The key to the big Audi's impressive acceleration is an electric compressor placed in air flow downstream of the car's intercooler, nice and close to the engine. The compressor wheel can spin at up to 70,000 rpm without needing exhaust gases to drive it, which means boost is available in under 250 milliseconds at low revs.
The system draws its power from a 48-volt electrical subsystem, specifically designed to support the electric compressor and active anti-rollbars. A 48-volt lithium battery is integrated into the existing 12-volt system through a DC/DC convertor.
There's more turbo trickery in the car's motor to back the electric compressor up. The two traditional turbochargers nestled in the engine's "vee" are arranged sequentially, with exhaust gases flowing through one compressor at low speeds, and the second turbocharger kicking in at higher engine loads. Audi says this provides lag free response all the way across the rev range, and linear power delivery.
Despite its heavyweight performance, the Q7 doesn't drink like one of the big boys, with a claimed combined fuel use figure of 7.4 l/100km (31.8 mpg).
Cars with four rings on the bonnet don't always win accolades their handling prowess, but Ingolstadt's engineers have worked hard to make sure the Q7 can back its big power up with a stable chassis. Although the standard, passive setup should be able to handle itself just fine, we'd be ticking the box to have the car fitted with Audi's networked suspension system, which uses a central controller to manage active anti rollbars, springs and dampers.
The most impressive element of the car's suspension system is the electromechanical active anti-roll system, which has a small electric motor is hooked up to a three stage planetary gearbox. There are two separate sides to the stabilizer, which can be disconnected for a more supple ride on rough roads and then connected and stiffened up when the owner wants to get sporty on a smooth mountain road.
In a move that would look familiar to anyone working at Porsche, the Q7 S has even been fitted with a rear-wheel steering system that can steer up to 5 degrees for a more stable ride at high speed, and a sharper turn-in at low speed. Also contributing to the car's improved handling is an optional sports differential that uses torque vectoring on the rear axle.
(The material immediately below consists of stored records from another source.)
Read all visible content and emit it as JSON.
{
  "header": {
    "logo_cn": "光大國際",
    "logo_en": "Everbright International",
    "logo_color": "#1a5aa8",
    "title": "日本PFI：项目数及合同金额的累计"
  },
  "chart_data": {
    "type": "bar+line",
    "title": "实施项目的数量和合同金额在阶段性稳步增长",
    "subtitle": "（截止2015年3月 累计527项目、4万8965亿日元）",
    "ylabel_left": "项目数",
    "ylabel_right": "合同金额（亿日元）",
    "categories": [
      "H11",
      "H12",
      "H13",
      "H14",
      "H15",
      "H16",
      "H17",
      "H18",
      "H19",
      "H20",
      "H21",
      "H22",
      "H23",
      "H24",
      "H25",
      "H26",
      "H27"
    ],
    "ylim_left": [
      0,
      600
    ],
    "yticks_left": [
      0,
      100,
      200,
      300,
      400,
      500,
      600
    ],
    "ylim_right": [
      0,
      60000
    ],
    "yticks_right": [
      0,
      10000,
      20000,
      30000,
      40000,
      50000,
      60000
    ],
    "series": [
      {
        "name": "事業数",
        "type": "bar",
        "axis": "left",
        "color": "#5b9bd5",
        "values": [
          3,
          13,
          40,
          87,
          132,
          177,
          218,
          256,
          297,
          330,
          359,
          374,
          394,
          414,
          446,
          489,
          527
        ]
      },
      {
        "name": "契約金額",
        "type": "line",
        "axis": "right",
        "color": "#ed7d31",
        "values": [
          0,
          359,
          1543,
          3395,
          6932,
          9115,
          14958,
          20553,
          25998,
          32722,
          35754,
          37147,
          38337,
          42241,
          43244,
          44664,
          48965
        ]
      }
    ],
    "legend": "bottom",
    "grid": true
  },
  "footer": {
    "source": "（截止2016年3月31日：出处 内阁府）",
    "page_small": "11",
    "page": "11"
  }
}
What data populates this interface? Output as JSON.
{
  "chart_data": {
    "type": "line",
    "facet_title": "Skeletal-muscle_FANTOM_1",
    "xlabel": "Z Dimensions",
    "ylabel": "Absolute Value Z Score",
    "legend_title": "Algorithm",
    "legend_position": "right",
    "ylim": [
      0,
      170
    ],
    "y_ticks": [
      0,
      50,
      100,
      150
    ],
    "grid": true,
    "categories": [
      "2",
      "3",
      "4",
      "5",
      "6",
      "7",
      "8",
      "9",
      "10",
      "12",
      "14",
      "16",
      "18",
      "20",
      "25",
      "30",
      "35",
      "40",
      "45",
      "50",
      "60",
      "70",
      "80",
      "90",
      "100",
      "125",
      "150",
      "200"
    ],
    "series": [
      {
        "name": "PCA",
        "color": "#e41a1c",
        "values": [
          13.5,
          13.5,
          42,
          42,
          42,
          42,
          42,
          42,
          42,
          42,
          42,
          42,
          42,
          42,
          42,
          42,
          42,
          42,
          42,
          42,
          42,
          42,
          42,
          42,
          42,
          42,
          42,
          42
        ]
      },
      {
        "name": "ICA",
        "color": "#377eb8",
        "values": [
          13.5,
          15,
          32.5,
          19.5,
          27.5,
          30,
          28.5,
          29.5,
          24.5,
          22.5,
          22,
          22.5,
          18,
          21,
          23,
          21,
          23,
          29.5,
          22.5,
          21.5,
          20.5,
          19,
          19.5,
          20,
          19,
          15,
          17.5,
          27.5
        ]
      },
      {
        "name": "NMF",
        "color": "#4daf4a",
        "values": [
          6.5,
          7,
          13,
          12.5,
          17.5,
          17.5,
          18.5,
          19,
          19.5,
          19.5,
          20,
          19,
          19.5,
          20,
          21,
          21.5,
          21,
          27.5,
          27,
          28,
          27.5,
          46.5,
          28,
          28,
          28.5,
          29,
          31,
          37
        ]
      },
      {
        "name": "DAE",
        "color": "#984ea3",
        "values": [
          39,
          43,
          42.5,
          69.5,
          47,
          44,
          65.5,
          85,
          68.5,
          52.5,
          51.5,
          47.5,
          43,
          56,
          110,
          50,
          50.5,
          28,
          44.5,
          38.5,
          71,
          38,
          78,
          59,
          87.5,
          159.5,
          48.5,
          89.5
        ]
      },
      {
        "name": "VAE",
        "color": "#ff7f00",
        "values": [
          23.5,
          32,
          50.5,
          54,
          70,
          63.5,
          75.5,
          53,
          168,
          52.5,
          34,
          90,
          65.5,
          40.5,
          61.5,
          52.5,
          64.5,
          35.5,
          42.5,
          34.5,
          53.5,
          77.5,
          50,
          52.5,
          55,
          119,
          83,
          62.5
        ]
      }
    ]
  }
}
With all of this impressive chassis and engine technology you'd think Audi would have gone to town on the car's styling, but as has become standard, the stylists have kept things simple – inside and out. Aside from 20-inch wheels, a unique diffuser and silver mirror caps, the Q7's styling is largely unchanged, while the interior is the same gorgeous, understated design that won us over in Detroit.
All up, the SQ7 will set you back €89,900 (£69,474/US$98,886) before you start ticking boxes on the option sheet.